The essence of Owens’s (and West’s) message is that the obsessive focus on historical racism as the determining factor in the lives of American blacks today victimizes them by stripping them of individual agency. Candace Owens is certainly not the first black thinker to express such ideas. Thomas Sowell, Shelby Steele, Walter E. Williams, and my Manhattan Institute colleague, Jason Riley, have made similar arguments. As Jason D. Hill wrote in Commentary, in a response to Ta-Nahesi Coates’s victimhood opus, Between the World and Me:

I am saddened by your conviction that white people wield such a great deal of metaphysical power over the exercise of your own agency. In making an enemy of the Dream that is a constitutive feature of American identity, you have irrevocably alienated yourself from the redemptive hope, the inclusive unity, and the faith and charity that are necessary for America to move ever closer to achieving moral excellence. Sadder still, you have condemned the unyielding confidence in self that the Dream inspires.

West’s rejection of such a worldview represents a threat to the ideological monopoly that “social justice warriors” and Black Lives Matter advocates have enjoyed in the hip-hop universe. From its inception, the genre has generally reflected the left-wing consensus that minority communities are hapless victims of institutionalized racism and that individuals have no say in their destiny. For example, Big Pun’s “Capital Punishment” lays the woes of the ghetto at the feet of a government “system so organized, they’ll get to you and who you runnin’ with.” In “Murder to Excellence,” West himself asserts that the lower “life expectancy for black guys” reflects that “the system’s working effectively.”

But hip-hop artists have also expressed frustration with their communities for playing a role in perpetuating negative social conditions that define much of black America. In “The Story of O.J.,” Jay-Z argues that young blacks reject bourgeois values like financial literacy and personal discipline to the detriment of themselves and future generations. “You wanna know what’s more important than throwin’ away money at a strip club?” Jay-Z asks. “Credit./ You ever wonder why Jewish people own all the property in America? This how they did it.” In “44 More,” Logic chastises rappers for their glorification of frivolous spending: “You in the club throwin’ dollars/ but I’m savin’ mine so my kids go to college.” And in “The Blacker the Berry,” Kendrick Lamar highlights the hypocrisy of those who over-identify with official martyrs while ignoring the fact that most murdered young black men die at the hands of their fellows. “So why did I weep when Trayvon Martin was in the street?” Lamar asks, “when gang banging make me kill a nigga blacker than me?/ Hypocrite.”
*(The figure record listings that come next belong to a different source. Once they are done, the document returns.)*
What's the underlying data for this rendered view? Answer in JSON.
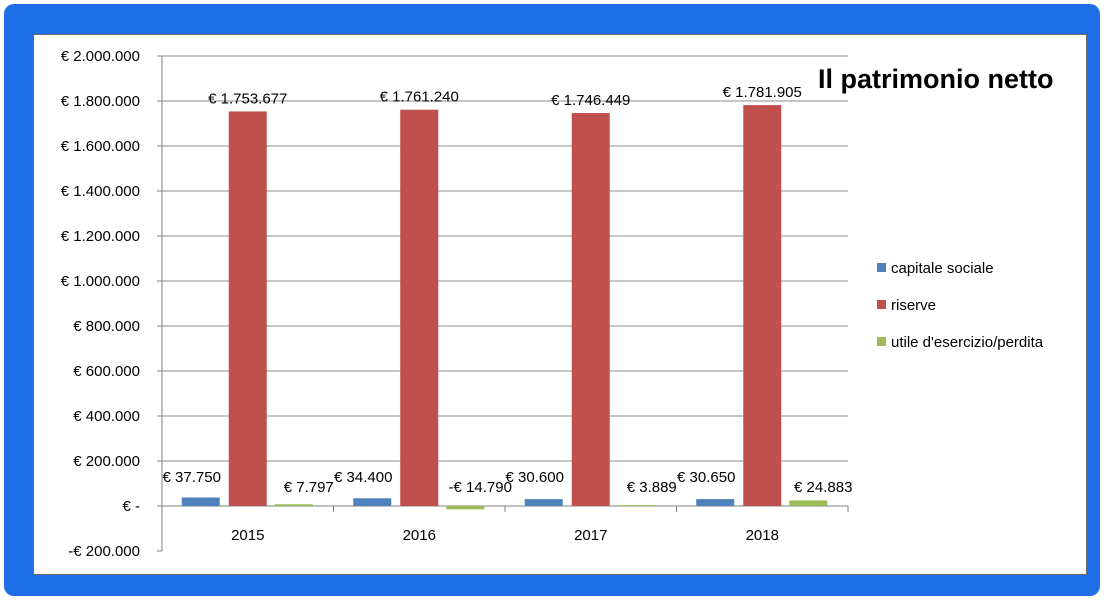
{
  "chart_data": {
    "type": "bar",
    "title": "Il patrimonio netto",
    "categories": [
      "2015",
      "2016",
      "2017",
      "2018"
    ],
    "series": [
      {
        "name": "capitale sociale",
        "color": "#4f81bd",
        "values": [
          37750,
          34400,
          30600,
          30650
        ],
        "labels": [
          "€ 37.750",
          "€ 34.400",
          "€ 30.600",
          "€ 30.650"
        ]
      },
      {
        "name": "riserve",
        "color": "#c0504d",
        "values": [
          1753677,
          1761240,
          1746449,
          1781905
        ],
        "labels": [
          "€ 1.753.677",
          "€ 1.761.240",
          "€ 1.746.449",
          "€ 1.781.905"
        ]
      },
      {
        "name": "utile d'esercizio/perdita",
        "color": "#9bbb59",
        "values": [
          7797,
          -14790,
          3889,
          24883
        ],
        "labels": [
          "€ 7.797",
          "-€ 14.790",
          "€ 3.889",
          "€ 24.883"
        ]
      }
    ],
    "ylim": [
      -200000,
      2000000
    ],
    "yticks": [
      2000000,
      1800000,
      1600000,
      1400000,
      1200000,
      1000000,
      800000,
      600000,
      400000,
      200000,
      0,
      -200000
    ],
    "ytick_labels": [
      "€ 2.000.000",
      "€ 1.800.000",
      "€ 1.600.000",
      "€ 1.400.000",
      "€ 1.200.000",
      "€ 1.000.000",
      "€ 800.000",
      "€ 600.000",
      "€ 400.000",
      "€ 200.000",
      "€ -",
      "-€ 200.000"
    ],
    "grid": true,
    "legend_position": "right",
    "xlabel": "",
    "ylabel": ""
  },
  "colors": {
    "frame": "#1e6ee8",
    "gridline": "#8c8c8c"
  }
}
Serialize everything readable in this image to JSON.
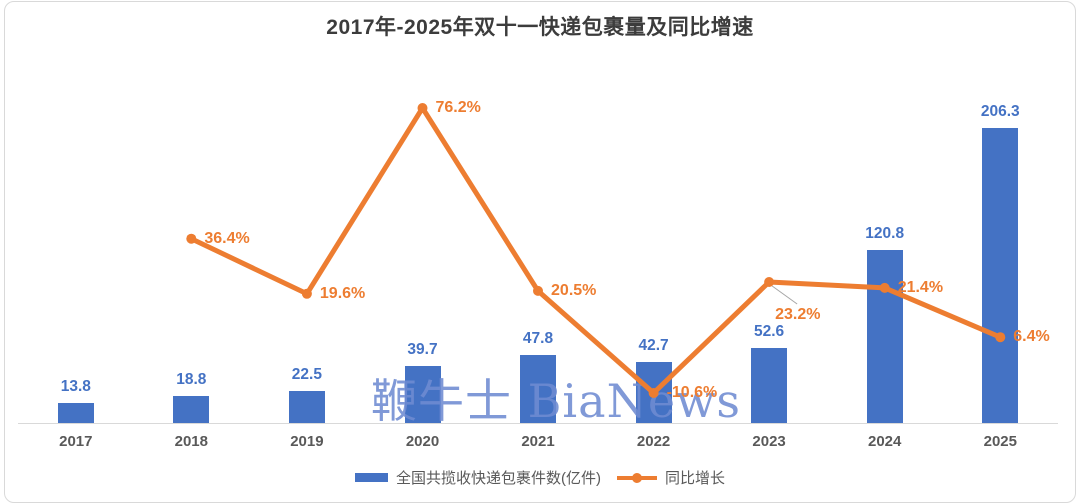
{
  "title": "2017年-2025年双十一快递包裹量及同比增速",
  "watermark": "鞭牛士 BiaNews",
  "chart_data": {
    "type": "bar+line",
    "title": "2017年-2025年双十一快递包裹量及同比增速",
    "categories": [
      "2017",
      "2018",
      "2019",
      "2020",
      "2021",
      "2022",
      "2023",
      "2024",
      "2025"
    ],
    "series": [
      {
        "name": "全国共揽收快递包裹件数(亿件)",
        "type": "bar",
        "color": "#4472C4",
        "values": [
          13.8,
          18.8,
          22.5,
          39.7,
          47.8,
          42.7,
          52.6,
          120.8,
          206.3
        ],
        "value_labels": [
          "13.8",
          "18.8",
          "22.5",
          "39.7",
          "47.8",
          "42.7",
          "52.6",
          "120.8",
          "206.3"
        ]
      },
      {
        "name": "同比增长",
        "type": "line",
        "color": "#ED7D31",
        "unit": "%",
        "values": [
          null,
          36.4,
          19.6,
          76.2,
          20.5,
          -10.6,
          23.2,
          21.4,
          6.4
        ],
        "value_labels": [
          null,
          "36.4%",
          "19.6%",
          "76.2%",
          "20.5%",
          "-10.6%",
          "23.2%",
          "21.4%",
          "6.4%"
        ],
        "label_placement": [
          null,
          "right",
          "right",
          "right",
          "right",
          "right",
          "below-leader",
          "right",
          "right"
        ]
      }
    ],
    "xlabel": "",
    "ylabel": "",
    "grid": false,
    "legend_position": "bottom",
    "axes_visible": {
      "x_labels": true,
      "y_labels": false
    }
  },
  "legend": {
    "items": [
      {
        "label": "全国共揽收快递包裹件数(亿件)",
        "swatch": "bar",
        "color": "#4472C4"
      },
      {
        "label": "同比增长",
        "swatch": "line",
        "color": "#ED7D31"
      }
    ]
  },
  "colors": {
    "bar": "#4472C4",
    "line": "#ED7D31",
    "bar_label": "#4472C4",
    "pct_label": "#ED7D31",
    "title": "#3C3C3C",
    "axis_text": "#595959",
    "axis_line": "#D9D9D9",
    "leader_line": "#A6A6A6",
    "watermark": "#6E8BD1",
    "frame_border": "#D9D9D9"
  }
}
Conservatives and others who reject the liberal narrative of what it means to be black in America should be heartened by West’s tweets and by other examples of prominent hip-hop artists who have recognized the importance of individual initiative in uplifting minority communities. West’s tweets could expose his vast audience to conservative arguments with which it is largely unfamiliar. West may be dismissed as an eccentric—and his newfound rhetoric may or may not prove short-lived—but if even only a few of his many fans reject the victimhood narrative as a result and accept that personal responsibility illuminates the path to excellence, then it will be to the good.